Tuesday, May 20, 2014

Occupations

I started a new job today. It's not a fancy job, or one that has a lot of responsibility, but the views are pretty nice.  I've been back in California for a little more than a week and things are moving along at a brisk pace. With the help of friends, I have enough work to keep me busy and fed. It's different work, not professional, and I honestly don't mind a bit.

At present I have three jobs. Just few days after my return, I jumped into the festival season. I work for a small security company that specializes in festival culture. We go, we camp, we check wrist bands, work the gate, and watch for trouble. It's not a bad way to spend the weekend, and often there's good music too.



Today, I started my Ferry gig. Basically, I float about on one of the boats that goes to and fro, working at the concession on board. I open a lot of beer, and serve coffee mostly. It's mellow, the view is nice, I can totally get into it.

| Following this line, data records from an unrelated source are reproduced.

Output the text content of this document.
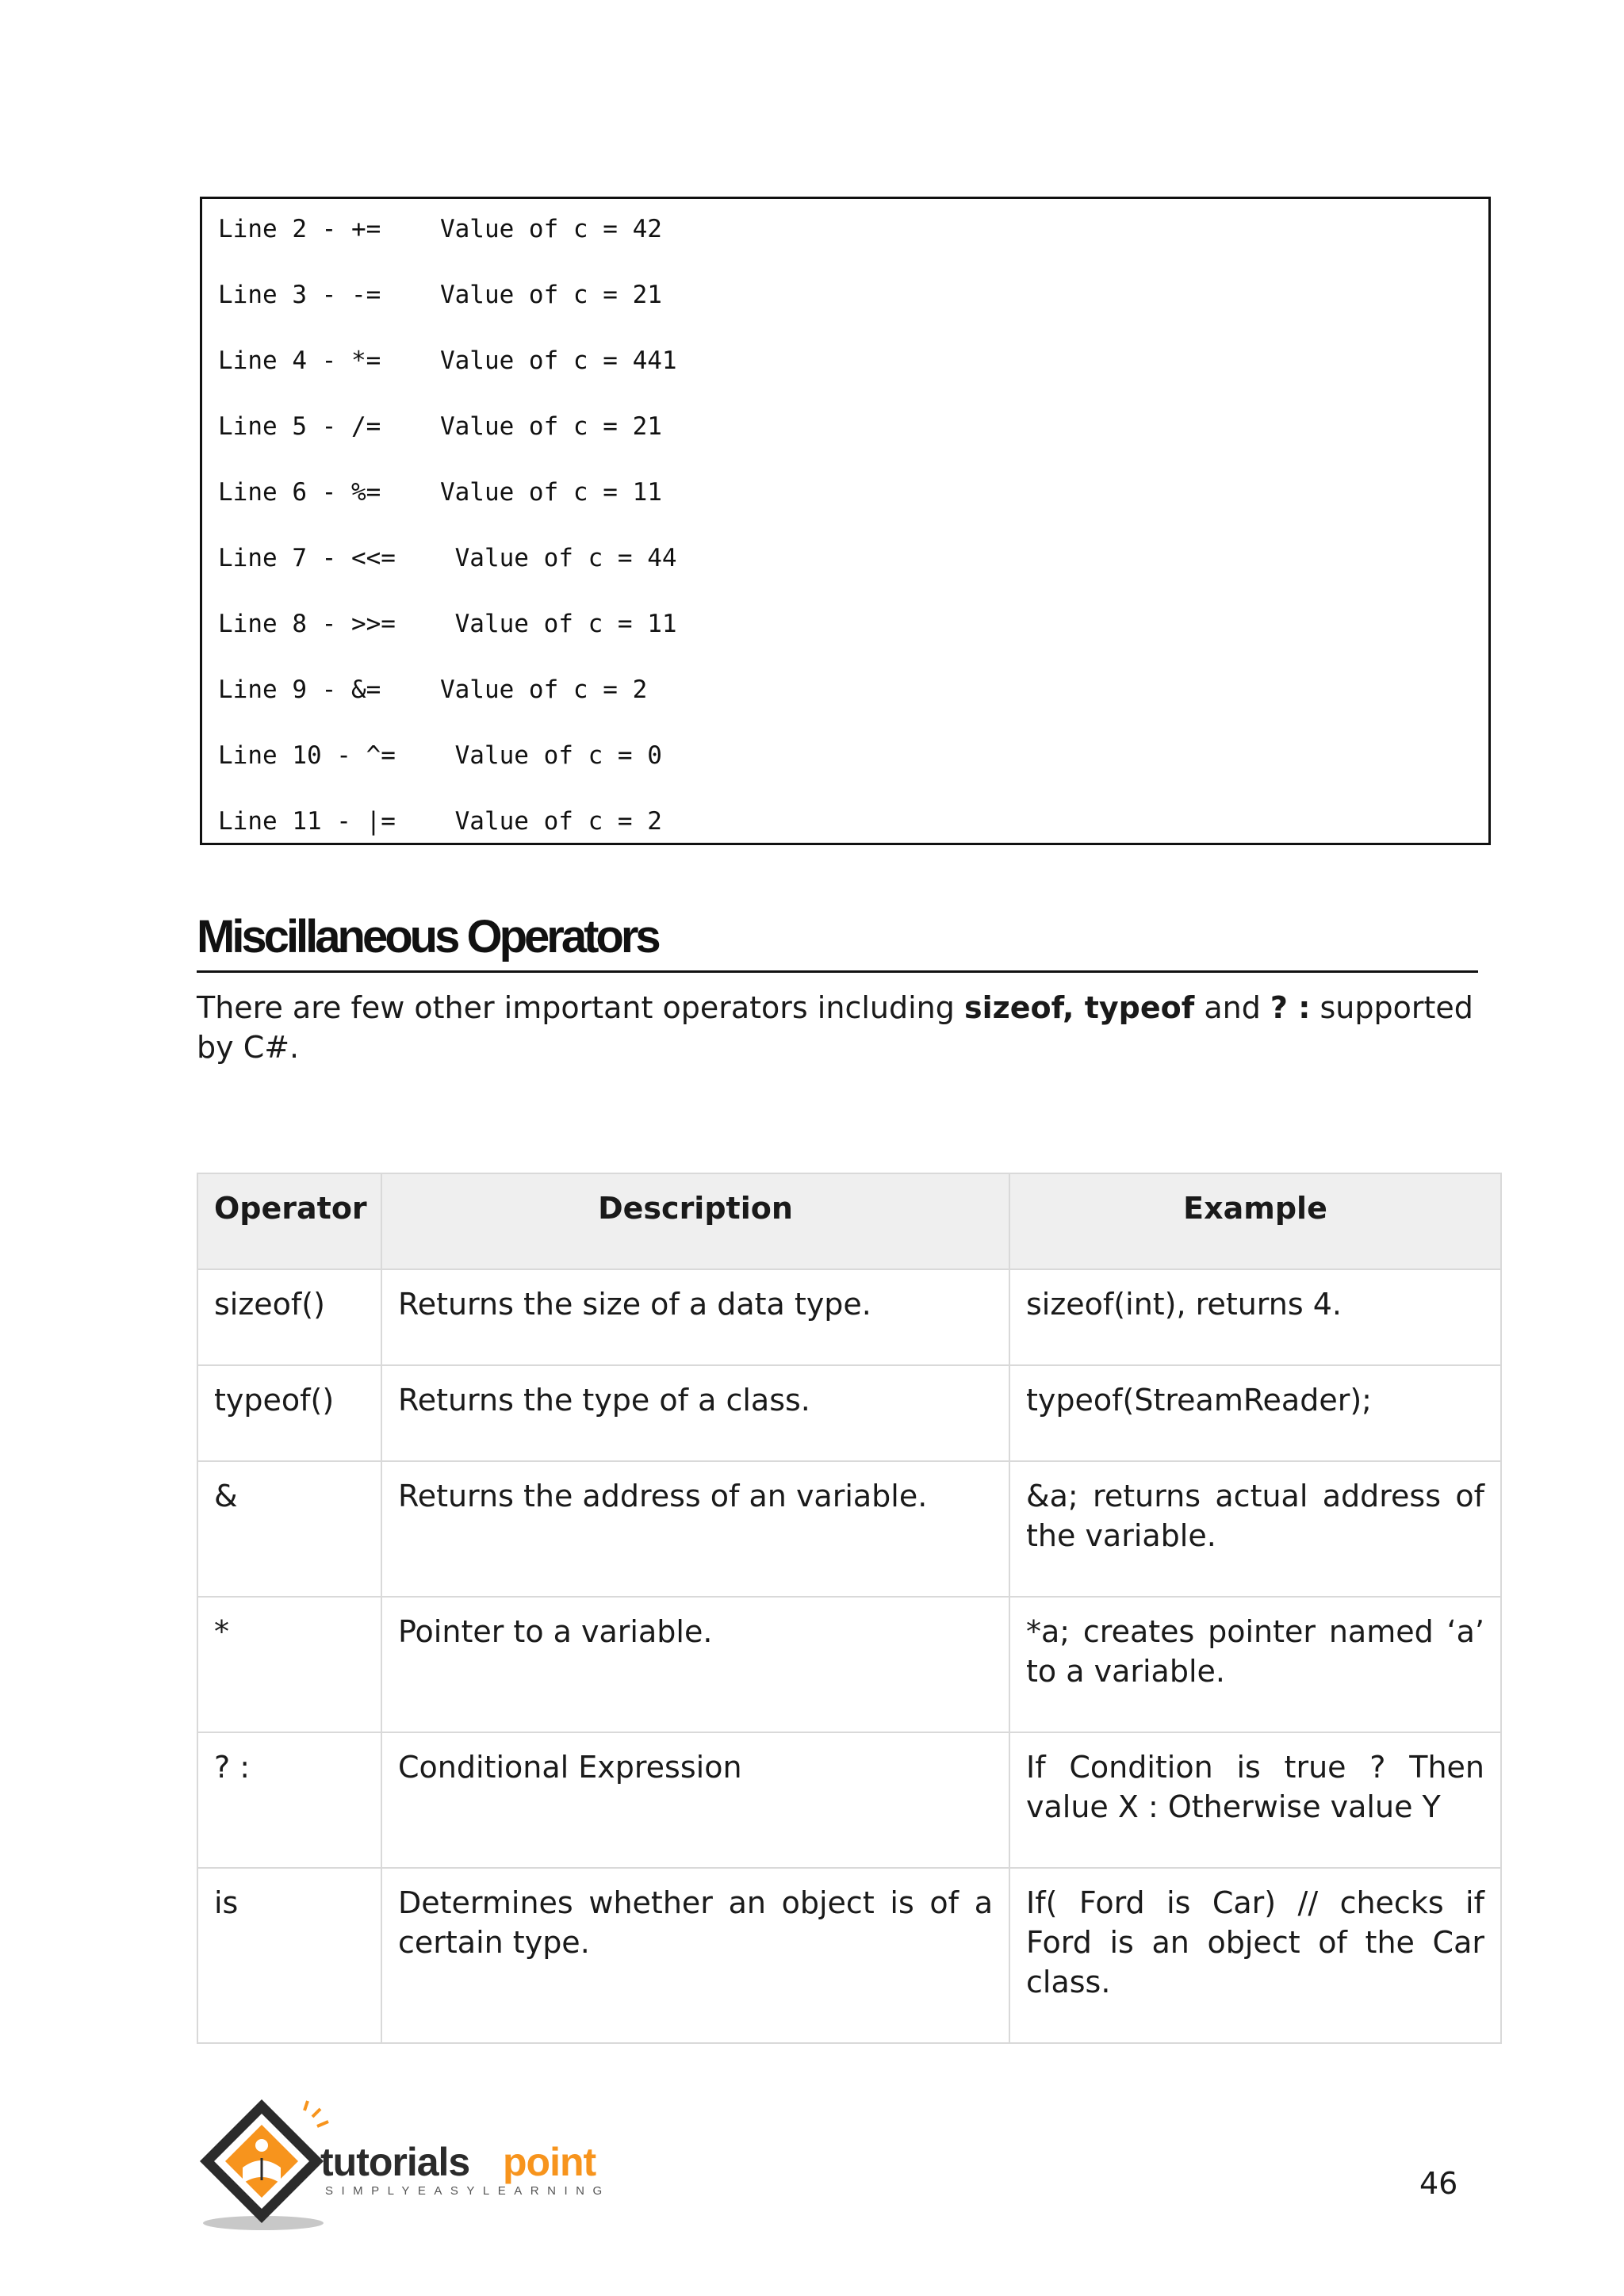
Line 2 - +=    Value of c = 42
Line 3 - -=    Value of c = 21
Line 4 - *=    Value of c = 441
Line 5 - /=    Value of c = 21
Line 6 - %=    Value of c = 11
Line 7 - <<=    Value of c = 44
Line 8 - >>=    Value of c = 11
Line 9 - &=    Value of c = 2
Line 10 - ^=    Value of c = 0
Line 11 - |=    Value of c = 2
Miscillaneous Operators

There are few other important operators including sizeof, typeof and ? : supported by C#.

Operator	Description	Example
sizeof()	Returns the size of a data type.	sizeof(int), returns 4.
typeof()	Returns the type of a class.	typeof(StreamReader);
&	Returns the address of an variable.	&a; returns actual address of the variable.
*	Pointer to a variable.	*a; creates pointer named ‘a’ to a variable.
? :	Conditional Expression	If Condition is true ? Then value X : Otherwise value Y
is	Determines whether an object is of a certain type.	If( Ford is Car) // checks if Ford is an object of the Car class.
tutorials point
SIMPLYEASYLEARNING	46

And a week from today, I will start my third job, as a prep cook at an east bay restaurant. This job is probably the one I'm most excited about. Though I haven't worked in a kitchen for many years, I know it's a place I'm comfortable, and I trust that I will find my rhythm once I'm there. 

In the Bay Area it's not uncommon for people to start a conversation with, "What do you do?" And often, the answer is something cool, or techie, or creative or awesome.  I don't think I can say any of my current occupations fall into those categories, but I'm OK with that. I'm good with what life is bringing me right now. I'm not exceptionally concerned about my future, because I know that at some point I'll end up in a good place. 

Hell, I'm in a good place right now. I'm getting paid to cruise the San Francisco Bay. It could be worse. 

Wednesday, May 14, 2014

Lost & Found



Yes, I believe I was lost. Somewhere a few years back, I took a wrong turn, and then another, and another, all the time thinking that I knew where I was going. And I did know, but I was maybe going to the wrong place. 


I've stopped trying to impress people. It's not easy, but it's worthwhile because if people are disappointed with who I am, it's their problem not mine. I've also stopped wanting things! tiny houses and chickens aside.  I've gotten to a point where I can really appreciate the things I do have and welcome the challenge to figure out a work around for the things I don't. 

My future is still rather uncertain. My work visa for Canada is delayed, so I'm back in the Bay Area. I have a bit of work unfolding here, and hen the Burning Man season later this summer. Plus I have a  number of loose ends to tie up, so that's my primary mission while I'm here. 

My first few days back have been good. I'm figuring out what has to be done, one step at a time. Slow and steady wins the race. It's time to be methodical and purposeful. I know that, and that's what I will be.